World J Psychiatr. Dec 22, 2016; 6(4): 449-455
Published online Dec 22, 2016. doi: 10.5498/wjp.v6.i4.449
Cognitive-behavioural therapy for obsessive-compulsive disorder co-occurring with psychosis: Systematic review of evidence
Antonio Tundo, Roberta Necci
Antonio Tundo, Roberta Necci, Istituto di Psicopatologia, 00196 Rome, Italy
Author contributions: Tundo A designed the research and wrote the manuscript; Tundo A and Necci R contributed to the identification of trials, the data extraction, designed the review, interpreted the results and edited the manuscript.
Supported by “Fondazione dell’Istituto di Psicopatologia Onlus”, Rome, Italy.
Conflict-of-interest statement: All the authors declare that they have no competing interests.
Data sharing statement: This article is not a basic research or clinical research study so has not data share. No additional data are available than the articles cited in this review.
Open-Access: This article is an open-access article which was selected by an in-house editor and fully peer-reviewed by external reviewers. It is distributed in accordance with the Creative Commons Attribution Non Commercial (CC BY-NC 4.0) license, which permits others to distribute, remix, adapt, build upon this work non-commercially, and license their derivative works on different terms, provided the original work is properly cited and the use is non-commercial. See:
Correspondence to: Antonio Tundo, MD, Istituto di Psicopatologia, Via Girolamo da Carpi 1, 00196 Rome, Italy.
Telephone: +39-06-3610955 Fax: +39-06-36002828
Received: July 27, 2016
Peer-review started: July 29, 2016
First decision: September 2, 2016
Revised: October 5, 2016
Accepted: November 1, 2016
Article in press: November 2, 2016
Published online: December 22, 2016

To review available evidence on the use of cognitive behavioural therapy (CBT) for treating obsessive compulsive disorder co-occurring with psychosis.


In this paper we present a detailed and comprehensive review of the current literature focusing on CBT treatment of obsessive compulsive disorder (OCD) co-occurring with schizophrenia or schizoaffective disorder. We identified relevant literature published between 2001 and May 2016 through MEDLINE/PubMed search using as search string (“obsessive compulsive disorders” or “obsessive compulsive symptoms”) and (“schizophrenia” or “schizoaffective disorder” or “psychosis”) and (“cognitive behavioural therapy”). Other citations of interest were further identified from references reported in the accessed articles. The search was limited to studies written in English and carried out in adult patients. A total of 9 studies, 8 case reports and 1 case series, were found.
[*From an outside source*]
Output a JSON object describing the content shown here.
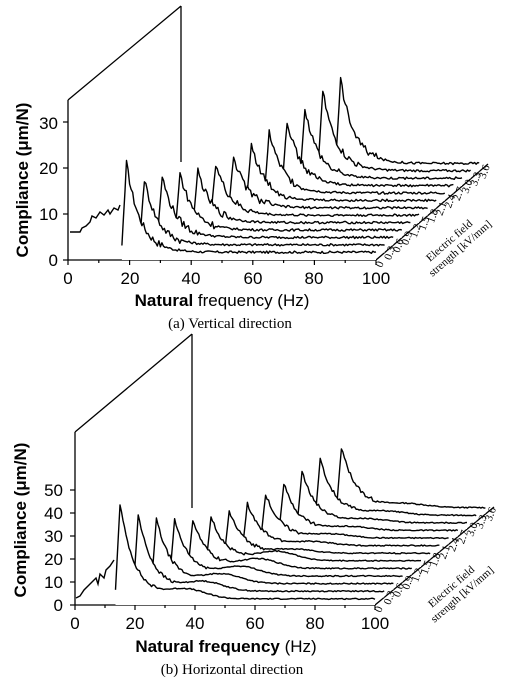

The reviewed evidence indicates that CBT is: (1) safe, i.e., does not worsen psychotic symptoms; (2) well accepted, with a discontinuation rate quite similar to that reported for patients with OCD without psychosis comorbidity; (3) effective, with a symptom reduction quite similar to that reported for patients with OCD without psychosis and for SRIs treatment of OCD co-occurring with psychosis; and (4) effective in patients with OCD induced by second-generation antipsychotic as well as in patients with OCD not induced by second-generation antipsychotic. Alcohol/substance use disorder comorbidity and OCD onset preceding that of SCH/SA was predictors of poor outcome. These results are derived only by additional studies with adequate sample size.


Our results support the use of CBT for OCD in patients with psychosis.

Keywords: Obsessive compulsive disorder, Obsessive compulsive symptoms, Schizophrenia, Schizoaffective disorder, Cognitive behavioural therapy, Second-generation antipsychotic, Clozapine

Core tip: Ten percent of patients with schizophrenia fulfill criteria for obsessive compulsive disorder (OCD) and in 1/3 of cases OCD onset is related to second-generation antipsychotic (SGA) treatment. Reviewed evidence indicates that cognitive-behavioral therapy for OCD in patients with psychosis is: (1) safe (does not worsen psychotic symptoms); (2) well accepted (discontinuation rate similar to that reported for patients with OCD without psychosis); (3) effective (symptom reduction similar to that reported for patients with OCD without psychosis); and (4) effective in patients with OCD induced by SGA as well as in patients with OCD not induced by SGA. These conclusions are preliminary.